The Geology of Pagosa Springs

How The Hot Springs Are Formed


There are five geological requirements for a hot spring.


Springs is a dominant discharge area for the headwaters of the San Juan Mountains. Flowing from the west, north, and east, streams and creeks feed into the San Juan River and recharge the aquifer.

There are two major rock formations in the Pagosa Springs area: Mancos Shale, which is the more recent, and lying beneath that the Dakota Sandstone. The Dakota Sandstone has been lifted up and tilted, actually being exposed to the surface west and southwest of Pagosa Springs.

Water movement within the tilted strata flows down-gradient to Pagosa Springs and recharges the aquifer. Being highly porous, the sandstone acts like a sponge and becomes an area of subsurface water storage.


The aquifer that feeds the Pagosa Hot Springs lies in the Mancos Shale and Dakota Sandstone formations.  The Dakota Sandstone yields the hottest subsurface temperatures, averaging 160 degrees.

The hot water finds its way to the surface through extensive interconnecting vertical faults.


A layer of impermeable strata forms a natural lid that seals in heat and prevents evaporation. The cap rock for the Pagosa Hot Springs is the Mancos Shale.


On a world-wide scale, temperatures rise with increased depth as the earth releases its internal heat.  Localized increases of subsurface termeratures are associated with magma chambers that exist in volcanic fields.  These fields can be either active or dormant as it takes hundreds of thousands of years for this deep-seated magma to cool.

Faulting, which is associated with tectonic activity, can be a heat source also, due to the compressional or tensional forces that occur.

Locally, the heat source has not been definitely defined.  It will take additional research of the area to do so.


The layers of sedimentary strata that lie between the heat source and the aquifer act as a heat conductor.

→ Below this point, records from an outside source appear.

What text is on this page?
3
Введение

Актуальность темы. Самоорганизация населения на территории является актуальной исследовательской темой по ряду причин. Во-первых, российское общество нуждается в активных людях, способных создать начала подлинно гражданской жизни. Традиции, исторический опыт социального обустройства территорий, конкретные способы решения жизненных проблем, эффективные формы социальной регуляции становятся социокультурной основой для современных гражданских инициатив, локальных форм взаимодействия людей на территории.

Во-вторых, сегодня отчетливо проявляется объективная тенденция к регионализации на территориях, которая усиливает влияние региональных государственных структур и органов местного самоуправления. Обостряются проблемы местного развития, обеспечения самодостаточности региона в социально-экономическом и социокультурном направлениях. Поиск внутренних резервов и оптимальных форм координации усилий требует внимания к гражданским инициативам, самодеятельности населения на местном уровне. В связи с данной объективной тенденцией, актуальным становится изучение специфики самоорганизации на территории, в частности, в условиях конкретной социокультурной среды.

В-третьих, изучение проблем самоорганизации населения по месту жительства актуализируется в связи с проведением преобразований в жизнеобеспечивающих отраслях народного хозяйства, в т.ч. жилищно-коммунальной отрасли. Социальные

Pagosa Springs is located within the San Juan Basin and is bound to the north and east by the San Juan Mountains, which are sedimentary and volcanic in origin.

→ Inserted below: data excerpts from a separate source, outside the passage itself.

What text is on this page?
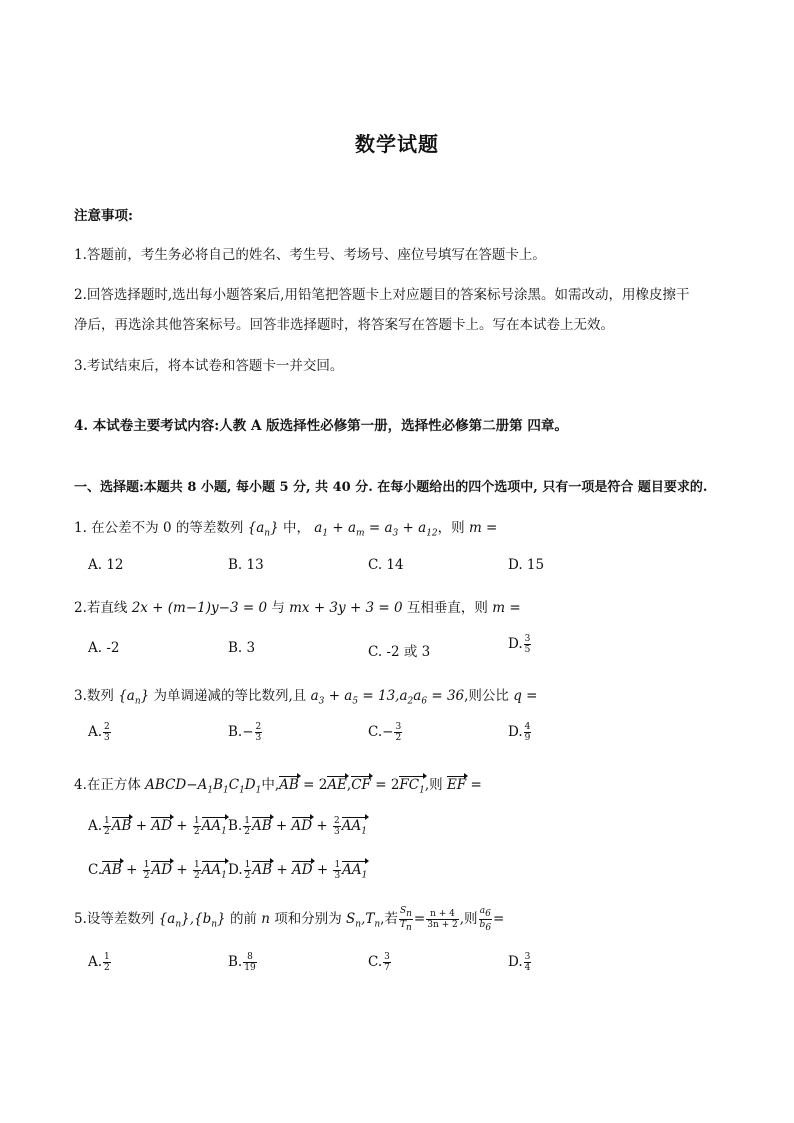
数学试题
注意事项:
1.答题前，考生务必将自己的姓名、考生号、考场号、座位号填写在答题卡上。
2.回答选择题时,选出每小题答案后,用铅笔把答题卡上对应题目的答案标号涂黑。如需改动，用橡皮擦干
净后，再选涂其他答案标号。回答非选择题时，将答案写在答题卡上。写在本试卷上无效。
3.考试结束后，将本试卷和答题卡一并交回。
4. 本试卷主要考试内容:人教 A 版选择性必修第一册，选择性必修第二册第 四章。
一、选择题:本题共 8 小题, 每小题 5 分, 共 40 分. 在每小题给出的四个选项中, 只有一项是符合 题目要求的.
1. 在公差不为 0 的等差数列 $\{a_n\}$ 中， $a_1 + a_m = a_3 + a_{12}$，则 m =
A. 12	B. 13	C. 14	D. 15
2.若直线 2x + (m−1)y−3 = 0 与 mx + 3y + 3 = 0 互相垂直，则 m =
A. -2	B. 3	C. -2 或 3	D. $\frac{3}{5}$
3.数列 $\{a_n\}$ 为单调递减的等比数列,且 $a_3 + a_5 = 13,a_2a_6 = 36$,则公比 q =
A. $\frac{2}{3}$	$B.- \frac{2}{3}$	$C.- \frac{3}{2}$	D. $\frac{4}{9}$
4.在正方体 $ABCD-A_1B_1C_1D_1$中$,AB = 2AE,CF = 2FC_1$,则 EF =
A. $\frac{1}{2}$ AB + AD + $\frac{1}{2} AA_1$ B. $\frac{1}{2}$ AB + AD + $\frac{2}{3} AA_1$
$C.AB + \frac{1}{2}$ AD + $\frac{1}{2} AA_1$ D. $\frac{1}{2}$ AB + AD + $\frac{1}{3} AA_1$
5.设等差数列 $\{a_n\},\{b_n\}$ 的前 n 项和分别为 $S_n,T_n$,若 $\frac{S_n}{T_n} = \frac{n + 4}{3n + 2}$ ,则 $\frac{a_6}{b_6}$ =
A. $\frac{1}{2}$	B. $\frac{8}{19}$	C. $\frac{3}{7}$	D. $\frac{3}{4}$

During the Jurassic and Cretaceous periods much of the western United States was covered by a shallow inland sea.  The rise and fall of the sea deposited sediments of alternating clay, sand, silt, and gravel.  The sediments were compacted and cemented to form the rock strata of the area.

After the deposition of marine sediments, volcanic activity deposited 15 layers of lava and ash over the San Juan Mountains for 20 million years.

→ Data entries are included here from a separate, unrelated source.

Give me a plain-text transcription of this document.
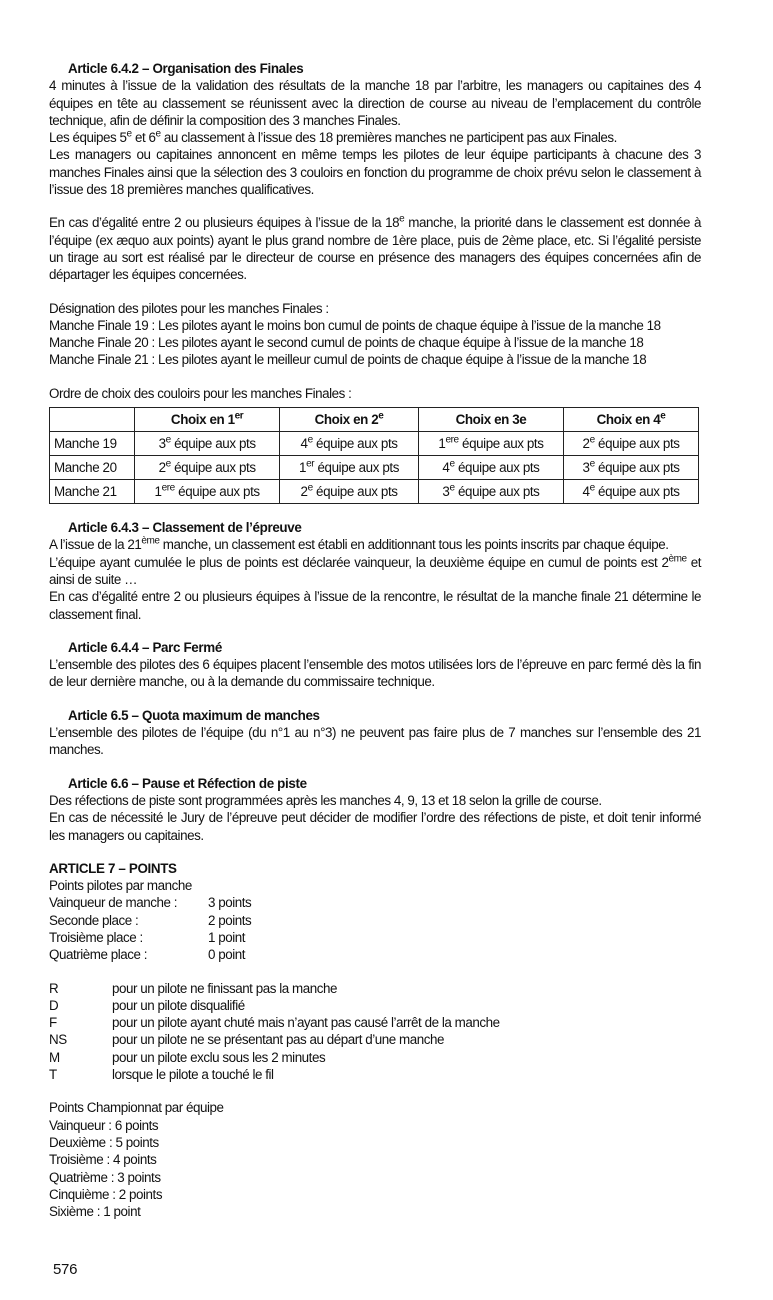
Article 6.4.2 – Organisation des Finales

4 minutes à l’issue de la validation des résultats de la manche 18 par l’arbitre, les managers ou capitaines des 4 équipes en tête au classement se réunissent avec la direction de course au niveau de l’emplacement du contrôle technique, afin de définir la composition des 3 manches Finales.

Les équipes 5e et 6e au classement à l’issue des 18 premières manches ne participent pas aux Finales.

Les managers ou capitaines annoncent en même temps les pilotes de leur équipe participants à chacune des 3 manches Finales ainsi que la sélection des 3 couloirs en fonction du programme de choix prévu selon le classement à l’issue des 18 premières manches qualificatives.

En cas d’égalité entre 2 ou plusieurs équipes à l’issue de la 18e manche, la priorité dans le classement est donnée à l’équipe (ex æquo aux points) ayant le plus grand nombre de 1ère place, puis de 2ème place, etc. Si l’égalité persiste un tirage au sort est réalisé par le directeur de course en présence des managers des équipes concernées afin de départager les équipes concernées.

Désignation des pilotes pour les manches Finales :

Manche Finale 19 : Les pilotes ayant le moins bon cumul de points de chaque équipe à l’issue de la manche 18

Manche Finale 20 : Les pilotes ayant le second cumul de points de chaque équipe à l’issue de la manche 18

Manche Finale 21 : Les pilotes ayant le meilleur cumul de points de chaque équipe à l’issue de la manche 18

Ordre de choix des couloirs pour les manches Finales :

	Choix en 1er	Choix en 2e	Choix en 3e	Choix en 4e
Manche 19	3e équipe aux pts	4e équipe aux pts	1ere équipe aux pts	2e équipe aux pts
Manche 20	2e équipe aux pts	1er équipe aux pts	4e équipe aux pts	3e équipe aux pts
Manche 21	1ere équipe aux pts	2e équipe aux pts	3e équipe aux pts	4e équipe aux pts

Article 6.4.3 – Classement de l’épreuve

A l’issue de la 21ème manche, un classement est établi en additionnant tous les points inscrits par chaque équipe.

L’équipe ayant cumulée le plus de points est déclarée vainqueur, la deuxième équipe en cumul de points est 2ème et ainsi de suite …

En cas d’égalité entre 2 ou plusieurs équipes à l’issue de la rencontre, le résultat de la manche finale 21 détermine le classement final.

Article 6.4.4 – Parc Fermé

L’ensemble des pilotes des 6 équipes placent l’ensemble des motos utilisées lors de l’épreuve en parc fermé dès la fin de leur dernière manche, ou à la demande du commissaire technique.

Article 6.5 – Quota maximum de manches

L’ensemble des pilotes de l’équipe (du n°1 au n°3) ne peuvent pas faire plus de 7 manches sur l’ensemble des 21 manches.

Article 6.6 – Pause et Réfection de piste

Des réfections de piste sont programmées après les manches 4, 9, 13 et 18 selon la grille de course.

En cas de nécessité le Jury de l’épreuve peut décider de modifier l’ordre des réfections de piste, et doit tenir informé les managers ou capitaines.

ARTICLE 7 – POINTS

Points pilotes par manche

Vainqueur de manche :	3 points
Seconde place :	2 points
Troisième place :	1 point
Quatrième place :	0 point
R	pour un pilote ne finissant pas la manche
D	pour un pilote disqualifié
F	pour un pilote ayant chuté mais n’ayant pas causé l’arrêt de la manche
NS	pour un pilote ne se présentant pas au départ d’une manche
M	pour un pilote exclu sous les 2 minutes
T	lorsque le pilote a touché le fil

Points Championnat par équipe

Vainqueur : 6 points

Deuxième : 5 points

Troisième : 4 points

Quatrième : 3 points

Cinquième : 2 points

Sixième : 1 point

576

Crustal movement has caused folding and faulting of the Earth’s crust.  Pagosa Springs lies on the eastern edge of the Archuleta Arch, which is a regional tectonic fold.  The uplift of the Arch has caused sedimentary strata to break and slip, creating faults and tilting the strata with a dip to the NNE.

Two smaller folds, the Sunetha and Stinking Springs Anticlines, locally altered the regional dip.  Smaller faults associated with the Nacimiento Fault are a source of migration for the hot mineral water from the aquifer to the surface.